Il simbolismo come funzione, l’oggetto delegato sostituito alla narrazione, nei suoi esercizi attivi e nei suoi esercizi sociali, consente di riflettere le cose come luoghi mobili della società, e l’ontologia delle cose è umana. Lo specifico contrassegno di questi nuovi soggetti sociali è l’ibridità: umani e non umani, puri ed escrementizi, viventi e mai vissuti10. Ma l’ibrido è la produzione di un terzo soggetto, un attante artificiale che tuttavia agisce con precipitoso dominio. La dimensione figurativa dell’oggetto ammette non solamente che esso sfugga alla propria oggettività (il proprio sé), ma che pure acquisti un’immanente natura individuale: nella relazione col soggetto, la cosa si costituisce al vivente e si produce oltremodo alla stessa relazione che in tale modo si forma aderita e partecipata, sebbene non inevitabilmente consensuale. Persino l’ibridità è della relazione: fatale che essa avvenga tra il soggetto e l’oggetto ma non conseguente ad una  simmetria consensuale, per cui l’oggetto svolge un ruolo testuale, atto al processo di significazione costitutiva11. Dacché l’oggetto assume un suo compito narrativo, i termini della propria funzionalità debordano sino a farsi termini del mito, che lo studioso indaga attraverso l’individuazione di relazioni paradigmatiche, essenzialmente gerarchiche, e relazioni sintagmatiche, essenzialmente relazionali. In tal senso, una seria analisi delle cose non deve impedirci di studiarne e la loro relazione nel contesto sociale d’uso e la loro mera struttura materiale, indagarne immanenza e trascendenza, segni variabili e segni invarianti.      

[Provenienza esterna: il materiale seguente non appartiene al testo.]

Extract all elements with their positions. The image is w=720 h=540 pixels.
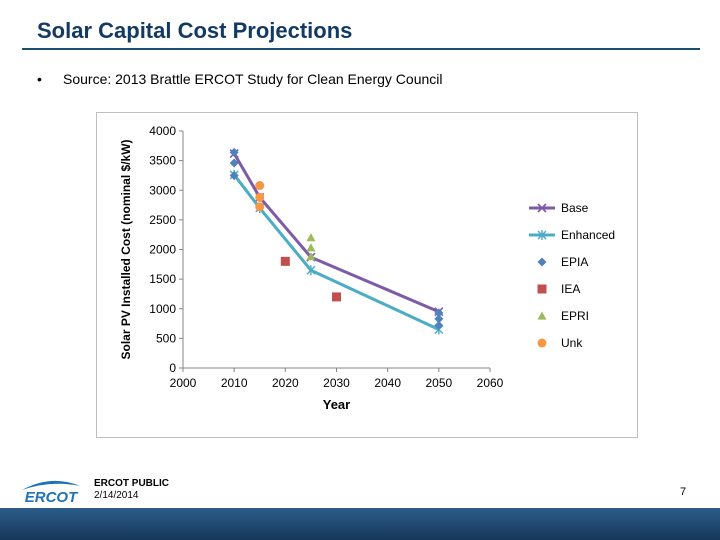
y-tick-label: 3000 [149, 183, 176, 197]
legend-label-enhanced: Enhanced [561, 228, 615, 242]
y-tick-label: 500 [156, 331, 176, 345]
series-line-base [232, 152, 440, 314]
legend-label-epia: EPIA [561, 255, 588, 269]
legend-marker-epri [537, 311, 547, 320]
slide-title: Solar Capital Cost Projections [37, 18, 353, 43]
data-point-epia [434, 320, 444, 330]
page-number: 7 [680, 486, 687, 498]
title-divider [22, 48, 700, 50]
data-point-enhanced [306, 265, 316, 276]
y-tick-label: 4000 [149, 124, 176, 138]
footer-bar [0, 508, 720, 540]
data-point-epia [229, 158, 239, 168]
source-text: Source: 2013 Brattle ERCOT Study for Cle… [63, 71, 443, 87]
x-tick-label: 2030 [323, 376, 350, 390]
x-tick-label: 2040 [374, 376, 401, 390]
data-point-iea [332, 292, 341, 302]
footer-classification: ERCOT PUBLIC [94, 478, 169, 489]
x-tick-label: 2020 [272, 376, 299, 390]
y-tick-label: 3500 [149, 154, 176, 168]
data-point-epia [434, 308, 444, 318]
cost-projection-chart: 0 500 1000 1500 2000 2500 3000 3500 4000 2000 2010… [119, 124, 615, 412]
x-tick-label: 2050 [425, 376, 452, 390]
data-point-iea [280, 256, 290, 266]
legend-label-epri: EPRI [561, 309, 589, 323]
data-point-epia [229, 170, 239, 180]
y-tick-label: 2500 [149, 213, 176, 227]
data-point-epri [306, 252, 316, 261]
legend-marker-unk [537, 338, 547, 348]
x-tick-label: 2060 [477, 376, 504, 390]
data-point-epri [306, 243, 316, 252]
legend-marker-base [537, 203, 547, 213]
legend-label-base: Base [561, 201, 589, 215]
ercot-logo: ERCOT [22, 480, 80, 506]
data-point-epri [306, 233, 316, 242]
y-tick-label: 2000 [149, 243, 176, 257]
x-tick-label: 2010 [221, 376, 248, 390]
legend-marker-enhanced [537, 230, 547, 240]
footer-date: 2/14/2014 [94, 490, 139, 501]
chart-container: 0 500 1000 1500 2000 2500 3000 3500 4000 2000 2010… [96, 112, 638, 438]
data-point-unk [255, 202, 265, 212]
y-tick-label: 1500 [149, 272, 176, 286]
legend-label-iea: IEA [561, 282, 580, 296]
footer-text: ERCOT PUBLIC 2/14/2014 [94, 478, 169, 502]
y-axis-title: Solar PV Installed Cost (nominal $/kW) [119, 139, 133, 359]
data-point-unk [255, 181, 265, 191]
ercot-logo-text: ERCOT [25, 489, 79, 506]
legend-marker-epia [537, 257, 547, 267]
source-bullet: • Source: 2013 Brattle ERCOT Study for Cl… [37, 71, 442, 87]
bullet-marker: • [37, 71, 42, 87]
x-axis-title: Year [323, 397, 350, 412]
y-tick-label: 1000 [149, 302, 176, 316]
data-point-epia [229, 147, 239, 157]
legend-marker-iea [537, 284, 547, 294]
x-tick-label: 2000 [170, 376, 197, 390]
legend-label-unk: Unk [561, 336, 583, 350]
data-point-unk [255, 192, 265, 202]
series-line-enhanced [232, 173, 440, 331]
y-tick-label: 0 [169, 361, 176, 375]
data-point-epia [434, 314, 444, 324]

Concludendo, chissà che il paradosso barthesiano non sia un paradosso ontologico, irresoluto o scisso tra il fato e la necessità.






1) Theodor W. Adorno, Prismi. Saggi sulla critica della cultura, Einaudi, Torino, 1972
2) Cfr. Roland Barthes, Miti d’oggi, Einaudi, Torino, 1974
3) Cfr. Roland Barthes, Elementi di semiologia, Einaudi, Torino, 1966
4) Roland Barthes, L’avventura semiologica, Einaudi, Torino, 1991
5) Cfr. Jean Baudrillard, Il sistema degli oggetti, Bompiani, Milano, 1972
6) Jean Baudrillard, Per una critica dell’economia politica del segno, Editore Mazzotta, Milano, 1974
7) Ferdinand de Saussure, Corso di linguistica generale, Editori Laterza, Bari, 1967
8) Vedi note 3 e 4
9) Cfr in relazione al discorso proposto e alla designazione degli attanti, Algirdas J. Greimas, Del senso, Bompiani, Milano, 1974
10) Una tematica simile è affrontata narrativamente da J. G. Ballard nei sui lavori, e, segnatamente, da Crash, Rizzoli, Milano, 2000, che muove dal carattere sintetico della società postmoderna.
11) Una simile circostanza si attesta sociosemanticamente, ad. es., nel processo di risemantizzazione dei non-luoghi in aree (o vuoti) fruibili come identitari, nella cura del tempo libero come produzione convulsa di atti tipici.